Islamist-allied militias in control of the Libyan capital and the country's top religious body on Tuesday rejected U.N.-led talks that have called for a cease-fire in the battered nation.

The announcements reflect the difficulties facing the U.N. envoy to Libya, Bernardino Leon, as he tries to broker a truce amid a deep polarization that has left Libya torn between two rival governments and parliaments.

The statements followed the first round of U.N.-brokered talks between Libya's rival lawmakers held Monday in an attempt to bridge the gap between the warring groups.

The Libya Dawn umbrella group, which is in control of Tripoli and which is affiliated with the militia from the western city of Misrata, said on its Facebook page Tuesday that the only way to end the fighting is to disarm its rivals and hunt down their leaders.

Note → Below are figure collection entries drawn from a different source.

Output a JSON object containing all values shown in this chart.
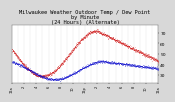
{
  "title": "Milwaukee Weather Outdoor Temp / Dew Point\nby Minute\n(24 Hours) (Alternate)",
  "title_fontsize": 3.8,
  "bg_color": "#d8d8d8",
  "plot_bg_color": "#ffffff",
  "temp_color": "#cc0000",
  "dew_color": "#0000cc",
  "ylim": [
    22,
    78
  ],
  "yticks": [
    30,
    40,
    50,
    60,
    70
  ],
  "ylabel_fontsize": 3.2,
  "xlabel_fontsize": 2.5,
  "grid_color": "#999999",
  "num_minutes": 1440,
  "temp_peak_hour": 14,
  "temp_min": 29,
  "temp_max": 72,
  "dew_min": 26,
  "dew_max": 43,
  "dew_peak_hour": 15
}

Libya is facing its worst turmoil since the 2011 NATO-backed uprising that toppled longtime dictator Muammar Qaddafi.

The Libya Dawn's recent takeover of Tripoli followed weeks of fighting that forced nearly a quarter million Libyans to flee their homes and prompted an exodus of diplomats and foreigners from the city.  Once in control of the capital, the militias revived the country's outgoing parliament, dominated by Islamist lawmakers.

Meanwhile, Libya's elected -- and internationally recognized -- parliament based in the eastern city of Tobruk wields little influence.

The Tobruk-based assembly has denounced the Libya Dawn, saying the assault on Tripoli is an act of terrorism and passing a resolution to disarm militias controlling the capital.

Shortly after the Libya Dawn statement, the Dar al-Ifta body, which is in charge of issuing religious edicts and which is led by hard-liner al-Sadek al-Gharyani, said that Libya's Muslim "clerics demand the suspension of talks with the Tobruk parliament."

Dar al-Ifta said the suspension was pending a ruling by the country's Supreme Constitutional Court on whether the Tobruk-based, elected parliament has violated the constitution by calling the militias "terrorists and urging for international intervention" in the crisis.

The religious body said no one has "the right to negotiate" with Tobruk-based lawmakers and alleged that they deviated from the principles of Islam and Libya.

Libya's 2011 revolt gave rise to a patchwork of heavily armed and increasingly unruly militias, which emerged from the rebel groups that led the uprising against Qaddafi.

The current crisis is rooted in the successive Libyan governments' dependence on those militias for restoring order in the absence of a strong national army or police force.